In the previous post, I discussed how training a state-of-the-art model from scratch is unaffordable for most companies. Meanwhile, Apple announced their AI strategy, showcasing how small models, like the 7 billion parameter model, can be personalised and adapted on our smartphones and smartwatches. This is where fine-tuning becomes essential. Fine-tuning involves adjusting the parameters or weights of a pre-trained language model to tailor it to a new, specific task or dataset. Notably, fine-tuning was initially introduced to address “catastrophic forgetting,” the tendency of an artificial neural network to forget previously learned information when learning new information, as well as to manage the computational and memory effort required. This effort arises from the learning strategy of backpropagation, which makes a model “differentiable” and involves calculating “gradients” that indicate how a small change to a parameter will impact the model’s output. The process includes generating a prediction, calculating gradients, determining the prediction’s error, and then using the gradients to adjust the model’s parameters. Fine-tuning aims to keep training resources minimal and tweak a model without losing its original capabilities.

Consider a deep neural network (DNN). Essentially, it is a combination of numerous linear components, also known as parameters (m*x+b), which involves additions and multiplications, or in its matrix representation, matrix multiplications. A neural network is considered deep if it has more than just the input and output layers. This additional layer is essential for tweaking a model; for example, an attentional layer transforms a sequence-to-sequence model into a transformer. This is where the fine-tuning approach of “parameter-efficient fine-tuning” (PEFT) comes into play.
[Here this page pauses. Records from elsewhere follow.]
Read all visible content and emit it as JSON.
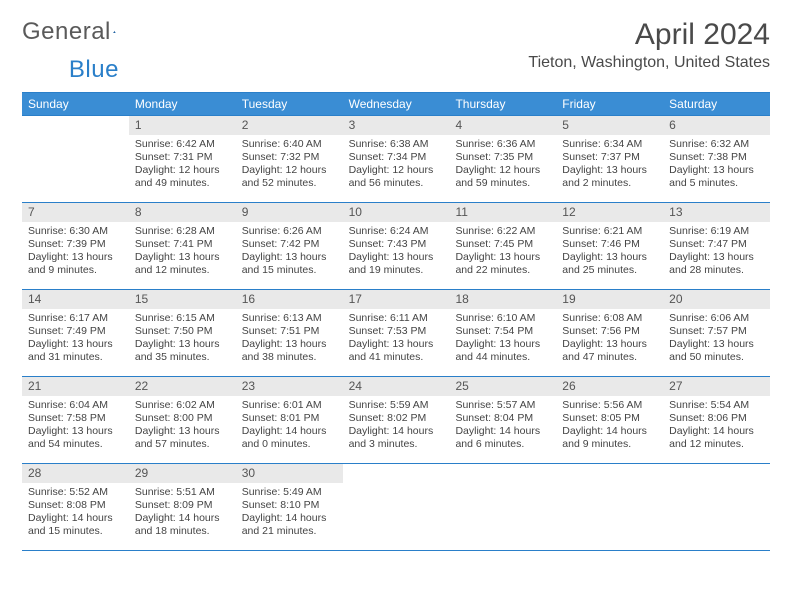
{
  "logo": {
    "text1": "General",
    "text2": "Blue"
  },
  "title": "April 2024",
  "location": "Tieton, Washington, United States",
  "colors": {
    "header_bg": "#3a8dd4",
    "header_text": "#ffffff",
    "border": "#2a7fc9",
    "daynum_bg": "#e9e9e9",
    "text": "#444444"
  },
  "days_of_week": [
    "Sunday",
    "Monday",
    "Tuesday",
    "Wednesday",
    "Thursday",
    "Friday",
    "Saturday"
  ],
  "weeks": [
    [
      {
        "empty": true
      },
      {
        "n": "1",
        "sr": "Sunrise: 6:42 AM",
        "ss": "Sunset: 7:31 PM",
        "d1": "Daylight: 12 hours",
        "d2": "and 49 minutes."
      },
      {
        "n": "2",
        "sr": "Sunrise: 6:40 AM",
        "ss": "Sunset: 7:32 PM",
        "d1": "Daylight: 12 hours",
        "d2": "and 52 minutes."
      },
      {
        "n": "3",
        "sr": "Sunrise: 6:38 AM",
        "ss": "Sunset: 7:34 PM",
        "d1": "Daylight: 12 hours",
        "d2": "and 56 minutes."
      },
      {
        "n": "4",
        "sr": "Sunrise: 6:36 AM",
        "ss": "Sunset: 7:35 PM",
        "d1": "Daylight: 12 hours",
        "d2": "and 59 minutes."
      },
      {
        "n": "5",
        "sr": "Sunrise: 6:34 AM",
        "ss": "Sunset: 7:37 PM",
        "d1": "Daylight: 13 hours",
        "d2": "and 2 minutes."
      },
      {
        "n": "6",
        "sr": "Sunrise: 6:32 AM",
        "ss": "Sunset: 7:38 PM",
        "d1": "Daylight: 13 hours",
        "d2": "and 5 minutes."
      }
    ],
    [
      {
        "n": "7",
        "sr": "Sunrise: 6:30 AM",
        "ss": "Sunset: 7:39 PM",
        "d1": "Daylight: 13 hours",
        "d2": "and 9 minutes."
      },
      {
        "n": "8",
        "sr": "Sunrise: 6:28 AM",
        "ss": "Sunset: 7:41 PM",
        "d1": "Daylight: 13 hours",
        "d2": "and 12 minutes."
      },
      {
        "n": "9",
        "sr": "Sunrise: 6:26 AM",
        "ss": "Sunset: 7:42 PM",
        "d1": "Daylight: 13 hours",
        "d2": "and 15 minutes."
      },
      {
        "n": "10",
        "sr": "Sunrise: 6:24 AM",
        "ss": "Sunset: 7:43 PM",
        "d1": "Daylight: 13 hours",
        "d2": "and 19 minutes."
      },
      {
        "n": "11",
        "sr": "Sunrise: 6:22 AM",
        "ss": "Sunset: 7:45 PM",
        "d1": "Daylight: 13 hours",
        "d2": "and 22 minutes."
      },
      {
        "n": "12",
        "sr": "Sunrise: 6:21 AM",
        "ss": "Sunset: 7:46 PM",
        "d1": "Daylight: 13 hours",
        "d2": "and 25 minutes."
      },
      {
        "n": "13",
        "sr": "Sunrise: 6:19 AM",
        "ss": "Sunset: 7:47 PM",
        "d1": "Daylight: 13 hours",
        "d2": "and 28 minutes."
      }
    ],
    [
      {
        "n": "14",
        "sr": "Sunrise: 6:17 AM",
        "ss": "Sunset: 7:49 PM",
        "d1": "Daylight: 13 hours",
        "d2": "and 31 minutes."
      },
      {
        "n": "15",
        "sr": "Sunrise: 6:15 AM",
        "ss": "Sunset: 7:50 PM",
        "d1": "Daylight: 13 hours",
        "d2": "and 35 minutes."
      },
      {
        "n": "16",
        "sr": "Sunrise: 6:13 AM",
        "ss": "Sunset: 7:51 PM",
        "d1": "Daylight: 13 hours",
        "d2": "and 38 minutes."
      },
      {
        "n": "17",
        "sr": "Sunrise: 6:11 AM",
        "ss": "Sunset: 7:53 PM",
        "d1": "Daylight: 13 hours",
        "d2": "and 41 minutes."
      },
      {
        "n": "18",
        "sr": "Sunrise: 6:10 AM",
        "ss": "Sunset: 7:54 PM",
        "d1": "Daylight: 13 hours",
        "d2": "and 44 minutes."
      },
      {
        "n": "19",
        "sr": "Sunrise: 6:08 AM",
        "ss": "Sunset: 7:56 PM",
        "d1": "Daylight: 13 hours",
        "d2": "and 47 minutes."
      },
      {
        "n": "20",
        "sr": "Sunrise: 6:06 AM",
        "ss": "Sunset: 7:57 PM",
        "d1": "Daylight: 13 hours",
        "d2": "and 50 minutes."
      }
    ],
    [
      {
        "n": "21",
        "sr": "Sunrise: 6:04 AM",
        "ss": "Sunset: 7:58 PM",
        "d1": "Daylight: 13 hours",
        "d2": "and 54 minutes."
      },
      {
        "n": "22",
        "sr": "Sunrise: 6:02 AM",
        "ss": "Sunset: 8:00 PM",
        "d1": "Daylight: 13 hours",
        "d2": "and 57 minutes."
      },
      {
        "n": "23",
        "sr": "Sunrise: 6:01 AM",
        "ss": "Sunset: 8:01 PM",
        "d1": "Daylight: 14 hours",
        "d2": "and 0 minutes."
      },
      {
        "n": "24",
        "sr": "Sunrise: 5:59 AM",
        "ss": "Sunset: 8:02 PM",
        "d1": "Daylight: 14 hours",
        "d2": "and 3 minutes."
      },
      {
        "n": "25",
        "sr": "Sunrise: 5:57 AM",
        "ss": "Sunset: 8:04 PM",
        "d1": "Daylight: 14 hours",
        "d2": "and 6 minutes."
      },
      {
        "n": "26",
        "sr": "Sunrise: 5:56 AM",
        "ss": "Sunset: 8:05 PM",
        "d1": "Daylight: 14 hours",
        "d2": "and 9 minutes."
      },
      {
        "n": "27",
        "sr": "Sunrise: 5:54 AM",
        "ss": "Sunset: 8:06 PM",
        "d1": "Daylight: 14 hours",
        "d2": "and 12 minutes."
      }
    ],
    [
      {
        "n": "28",
        "sr": "Sunrise: 5:52 AM",
        "ss": "Sunset: 8:08 PM",
        "d1": "Daylight: 14 hours",
        "d2": "and 15 minutes."
      },
      {
        "n": "29",
        "sr": "Sunrise: 5:51 AM",
        "ss": "Sunset: 8:09 PM",
        "d1": "Daylight: 14 hours",
        "d2": "and 18 minutes."
      },
      {
        "n": "30",
        "sr": "Sunrise: 5:49 AM",
        "ss": "Sunset: 8:10 PM",
        "d1": "Daylight: 14 hours",
        "d2": "and 21 minutes."
      },
      {
        "empty": true
      },
      {
        "empty": true
      },
      {
        "empty": true
      },
      {
        "empty": true
      }
    ]
  ]
}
In a nutshell, PEFT (Parameter-Efficient Fine-Tuning) approaches involve adding a prefix to the input layer, a postfix to the output layer, or adapting one or multiple hidden layers (known as adapters). It’s important to note that fine-tuning can be thought of as learning changes to the parameters rather than adjusting the parameters themselves. The model is kept frozen exactly as it was loaded, for instance, from Huggingface https://huggingface.co/, and only the necessary changes to the parameters are learned to improve the model’s performance on the fine-tuned task. Common techniques such as “Low Rank Adaptation” (LoRA) approach tuning not by adjusting parameters directly but by considering how these changes impact the model. In the context of a smartwatch, the model remains constant, and the modifications are prefixed, postfixed, or introduced in between. Simplistically, a rank tells how independent the vectors (rows or columns) in a matrix are. Two vectors are linearly independent if neither can be represented as a multiple of the other. To further simplify, when we talk about adding, we literally mean the “+” operation. Within the respective matrix operation between the given foundation model and the tuning matrix, we can decide which row and column gets adapted.

Now, hands-on. The playbook for fine-tuning is quite straightforward:
- Go to one of the big model hubs like Huggingface. Select and download one of the over 400,000 available models.
- Train using your chosen fine-tuning approach, keeping the foundation model frozen while performing backpropagation. Ensure the framework supports the appropriate tweaking of the model. For RUST, check out Candle https://github.com/huggingface/candle and Candlelighter https://github.com/BDUG/Lighter (PEFT, coming soon).
- Deploy and run the adapted model.
Therefore, fine-tuning is more of an operational question rather than a fundamental technological one.